Cyclin-dependent kinase 12 (CDK12) is an emerging therapeutic target due to its role in regulating transcription of DNA-damage response (DDR) genes. However, development of selective small molecules targeting CDK12 has been challenging due to the high degree of homology between kinase domains of CDK12 and other transcriptional CDKs, most notably CDK13. In the present study, we report the rational design and characterization of a CDK12-specific degrader, BSJ-4-116. BSJ-4-116 selectively degraded CDK12 as assessed through quantitative proteomics. Selective degradation of CDK12 resulted in premature cleavage and poly(adenylation) of DDR genes. Moreover, BSJ-4-116 exhibited potent antiproliferative effects, alone and in combination with the poly(ADP-ribose) polymerase inhibitor olaparib, as well as when used as a single agent against cell lines resistant to covalent CDK12 inhibitors. Two point mutations in CDK12 were identified that confer resistance to BSJ-4-116, demonstrating a potential mechanism that tumor cells can use to evade bivalent degrader molecules.

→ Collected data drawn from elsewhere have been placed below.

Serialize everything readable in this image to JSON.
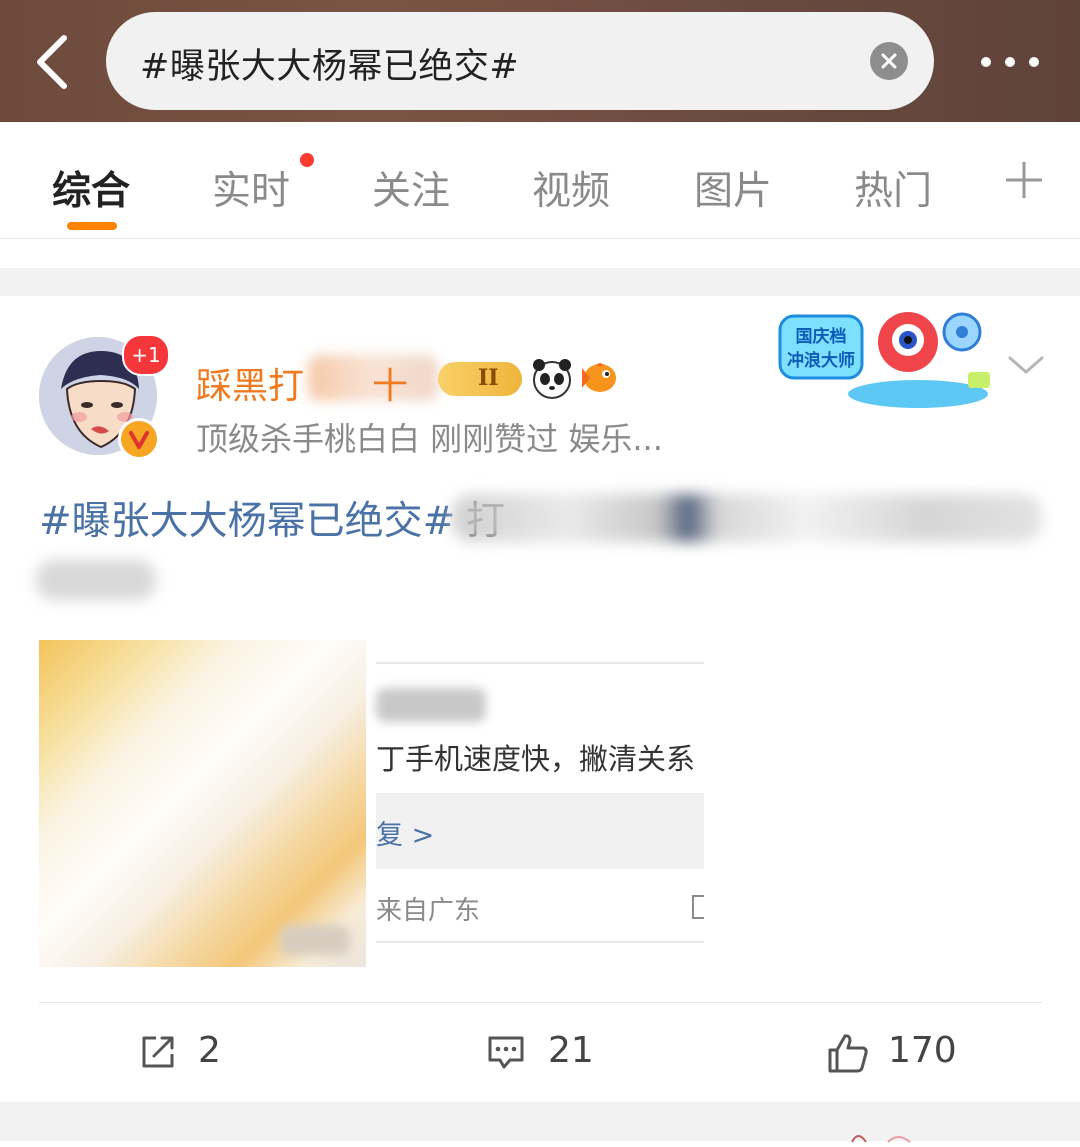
{
  "header": {
    "search_query": "#曝张大大杨幂已绝交#",
    "back_icon": "chevron-left-icon",
    "clear_icon": "clear-icon",
    "more_icon": "more-dots-icon"
  },
  "tabs": [
    {
      "label": "综合",
      "active": true
    },
    {
      "label": "实时",
      "has_dot": true
    },
    {
      "label": "关注"
    },
    {
      "label": "视频"
    },
    {
      "label": "图片"
    },
    {
      "label": "热门"
    }
  ],
  "tabs_add_icon": "plus-icon",
  "colors": {
    "accent": "#ff8200",
    "username": "#f07a1f",
    "link": "#4a72a6",
    "badge": "#f5373b"
  },
  "post": {
    "avatar_badge": "+1",
    "username_visible": "踩黑打",
    "username_trailing": "十",
    "level_label": "II",
    "subtitle": "顶级杀手桃白白 刚刚赞过  娱乐...",
    "hashtag": "#曝张大大杨幂已绝交#",
    "body_visible_tail": "打",
    "screenshot": {
      "line1": "丁手机速度快，撇清关系",
      "reply": "复 >",
      "from": "来自广东"
    },
    "actions": {
      "repost_count": "2",
      "comment_count": "21",
      "like_count": "170"
    },
    "sticker_text_1": "国庆档",
    "sticker_text_2": "冲浪大师"
  }
}
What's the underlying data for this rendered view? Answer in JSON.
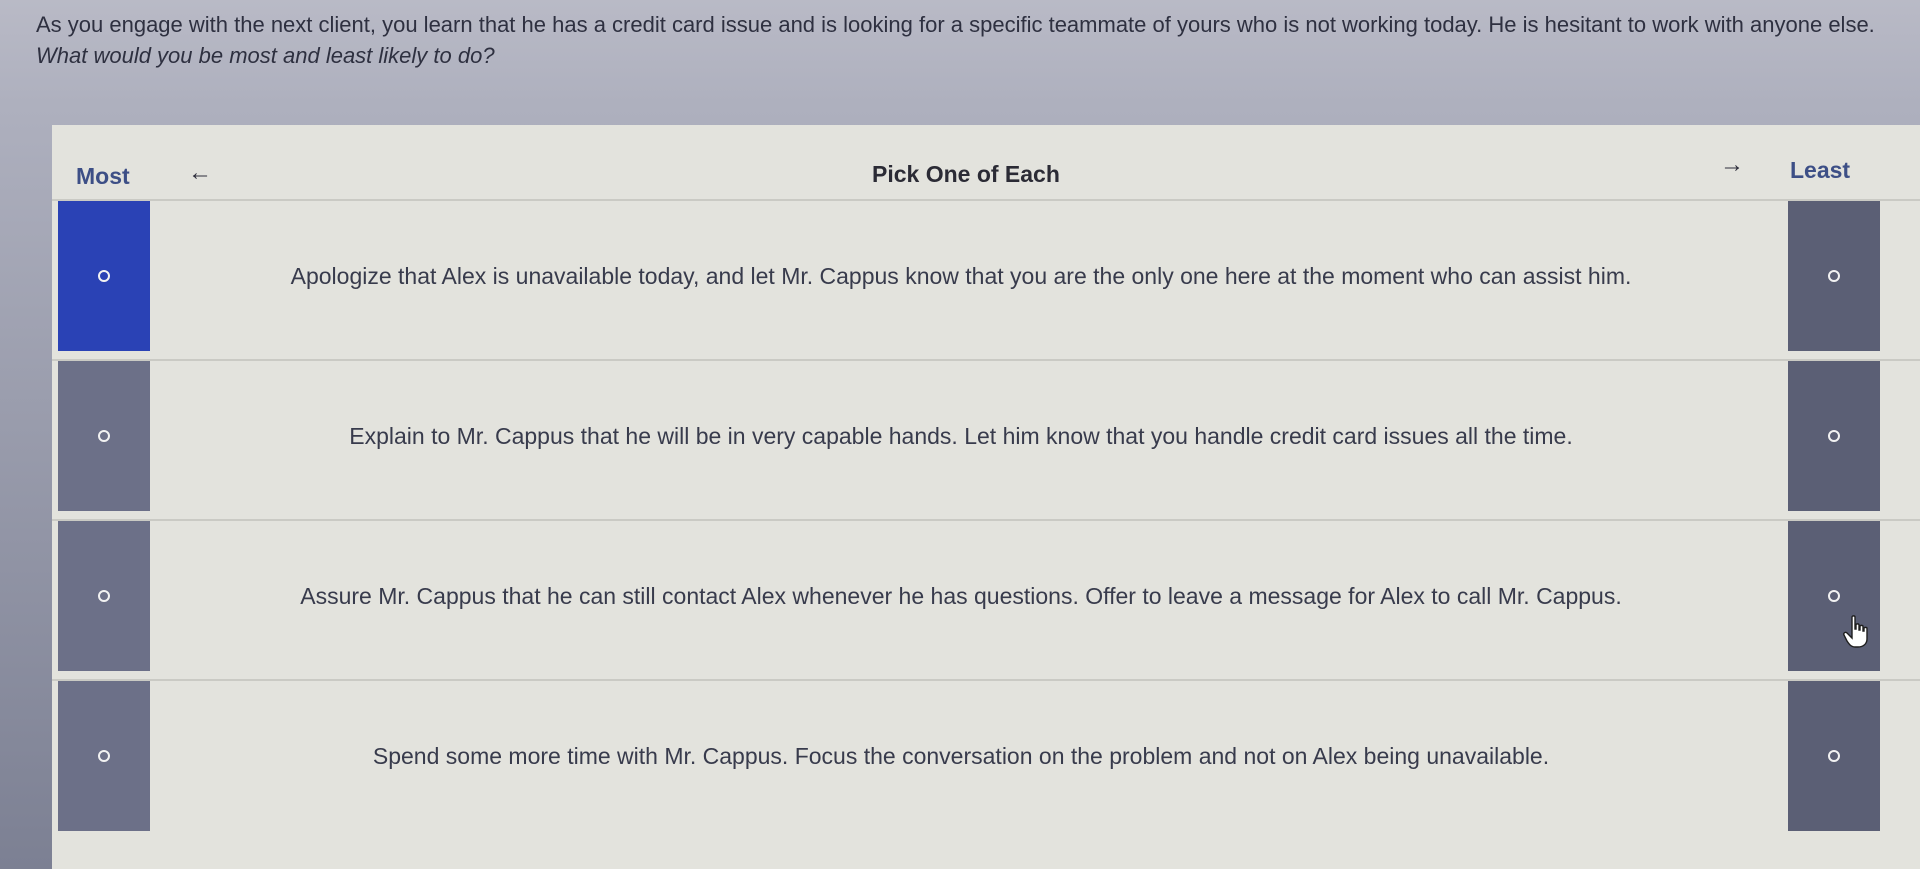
{
  "prompt": {
    "line1": "As you engage with the next client, you learn that he has a credit card issue and is looking for a specific teammate of yours who is not working today. He is hesitant to work with anyone else.",
    "question": "What would you be most and least likely to do?"
  },
  "header": {
    "most": "Most",
    "center": "Pick One of Each",
    "least": "Least",
    "left_arrow": "←",
    "right_arrow": "→"
  },
  "options": [
    {
      "text": "Apologize that Alex is unavailable today, and let Mr. Cappus know that you are the only one here at the moment who can assist him.",
      "most_selected": true
    },
    {
      "text": "Explain to Mr. Cappus that he will be in very capable hands. Let him know that you handle credit card issues all the time.",
      "most_selected": false
    },
    {
      "text": "Assure Mr. Cappus that he can still contact Alex whenever he has questions. Offer to leave a message for Alex to call Mr. Cappus.",
      "most_selected": false
    },
    {
      "text": "Spend some more time with Mr. Cappus. Focus the conversation on the problem and not on Alex being unavailable.",
      "most_selected": false
    }
  ],
  "colors": {
    "most_selected": "#2a42b5",
    "radio_cell": "#6c7088",
    "least_cell": "#5b5f75",
    "panel": "#e3e3dd"
  },
  "icons": {
    "left_arrow": "arrow-left-icon",
    "right_arrow": "arrow-right-icon",
    "cursor": "hand-pointer-icon"
  }
}
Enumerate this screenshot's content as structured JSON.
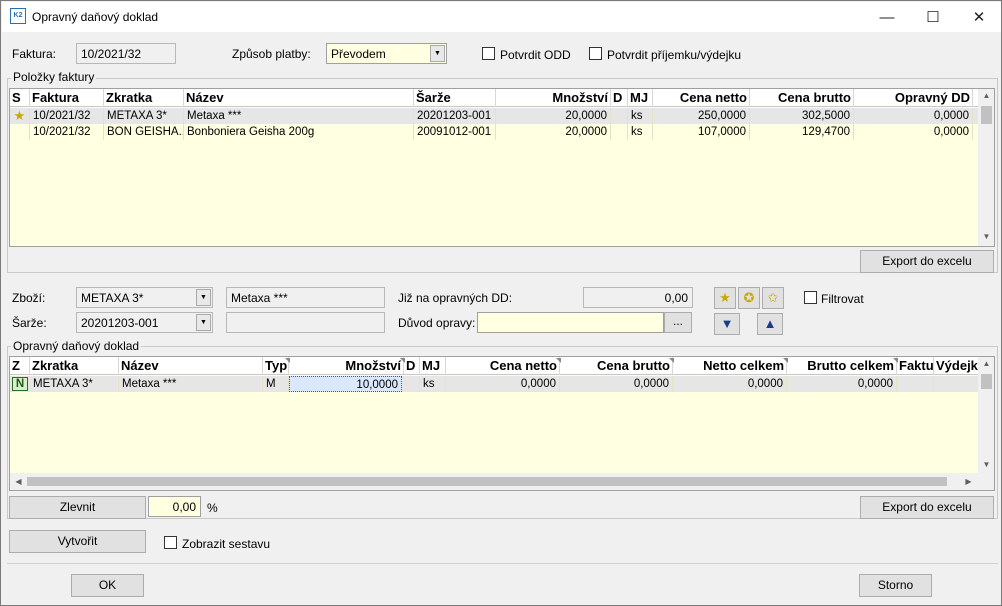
{
  "window": {
    "title": "Opravný daňový doklad",
    "icon_text": "K2"
  },
  "header": {
    "faktura_label": "Faktura:",
    "faktura_value": "10/2021/32",
    "zpusob_label": "Způsob platby:",
    "zpusob_value": "Převodem",
    "potvrdit_odd_label": "Potvrdit ODD",
    "potvrdit_prijemku_label": "Potvrdit příjemku/výdejku"
  },
  "invoice_items": {
    "group_title": "Položky faktury",
    "columns": [
      "S",
      "Faktura",
      "Zkratka",
      "Název",
      "Šarže",
      "Množství",
      "D",
      "MJ",
      "Cena netto",
      "Cena brutto",
      "Opravný DD"
    ],
    "rows": [
      [
        "",
        "10/2021/32",
        "METAXA 3*",
        "Metaxa ***",
        "20201203-001",
        "20,0000",
        "",
        "ks",
        "250,0000",
        "302,5000",
        "0,0000"
      ],
      [
        "",
        "10/2021/32",
        "BON GEISHA...",
        "Bonboniera Geisha 200g",
        "20091012-001",
        "20,0000",
        "",
        "ks",
        "107,0000",
        "129,4700",
        "0,0000"
      ]
    ],
    "export_label": "Export do excelu"
  },
  "detail": {
    "zbozi_label": "Zboží:",
    "zbozi_value": "METAXA 3*",
    "zbozi_name": "Metaxa ***",
    "sarze_label": "Šarže:",
    "sarze_value": "20201203-001",
    "sarze_name": "",
    "jiz_label": "Již na opravných DD:",
    "jiz_value": "0,00",
    "duvod_label": "Důvod opravy:",
    "duvod_value": "",
    "duvod_btn": "...",
    "filtrovat_label": "Filtrovat"
  },
  "correction": {
    "group_title": "Opravný daňový doklad",
    "columns": [
      "Z",
      "Zkratka",
      "Název",
      "Typ",
      "Množství",
      "D",
      "MJ",
      "Cena netto",
      "Cena brutto",
      "Netto celkem",
      "Brutto celkem",
      "Faktu",
      "Výdejk"
    ],
    "rows": [
      [
        "N",
        "METAXA 3*",
        "Metaxa ***",
        "M",
        "10,0000",
        "",
        "ks",
        "0,0000",
        "0,0000",
        "0,0000",
        "0,0000",
        "",
        ""
      ]
    ],
    "zlevnit_label": "Zlevnit",
    "zlevnit_value": "0,00",
    "percent": "%",
    "export_label": "Export do excelu"
  },
  "footer": {
    "vytvorit_label": "Vytvořit",
    "zobrazit_label": "Zobrazit sestavu",
    "ok_label": "OK",
    "storno_label": "Storno"
  }
}
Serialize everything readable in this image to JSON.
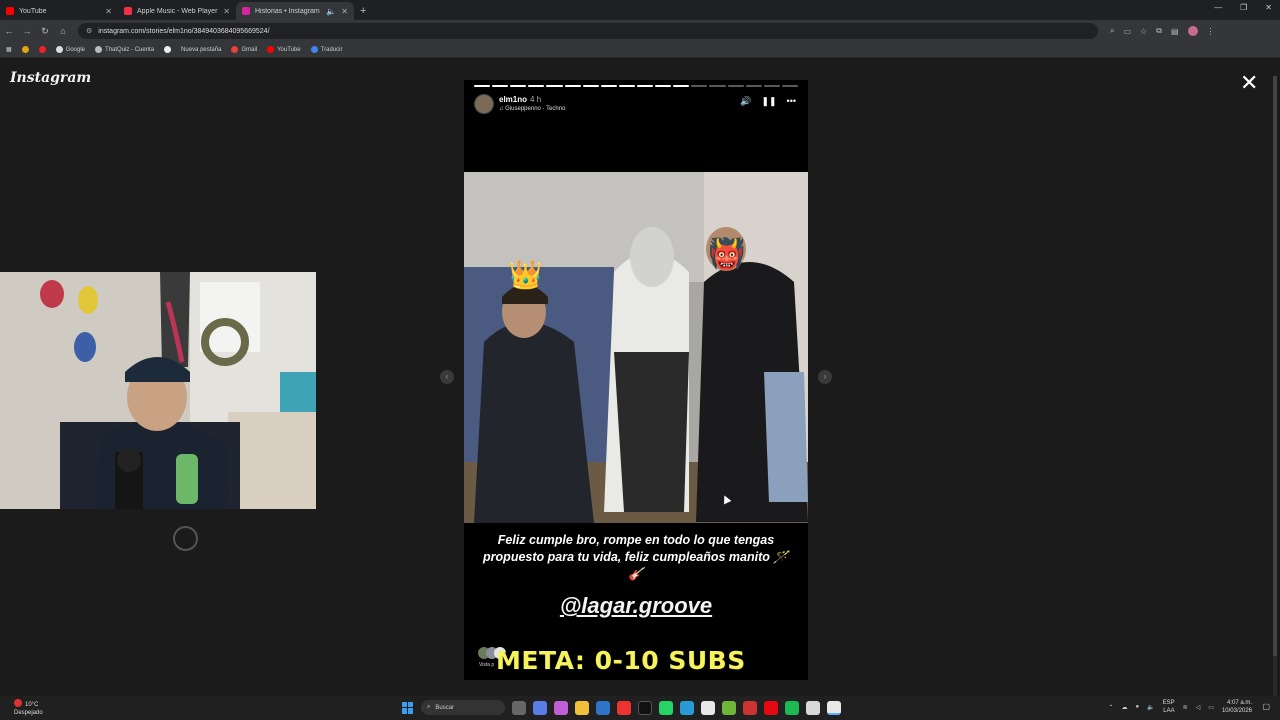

细胞周期蛋白依赖性激酶 12 (CDK12) 是一个新兴的治疗靶点，因为它在调节 DNA 损伤反应 (DDR) 基因的转录中发挥作用。然而，由于 CDK12 的激酶结构域与其他转录 CDK（尤其是 CDK13）之间的高度同源性，靶向 CDK12 的选择性小分子的开发一直具有挑战性。在本研究中，我们报告了 CDK12 特异性降解剂 BSJ-4-116 的合理设计和表征。通过定量蛋白质组学评估，BSJ-4-116 选择性降解 CDK12。CDK12 的选择性降解导致 DDR 基因的过早切割和聚（腺苷酸化）。此外，BSJ-4-116 单独或与聚（ADP-核糖）聚合酶抑制剂奥拉帕尼联合使用时表现出有效的抗增殖作用，以及用作对共价 CDK12 抑制剂耐药的细胞系的单一药物时。鉴定出 CDK12 中的两个点突变赋予对 BSJ-4-116 的抗性，证明了肿瘤细胞可以用来逃避二价降解分子的潜在机制。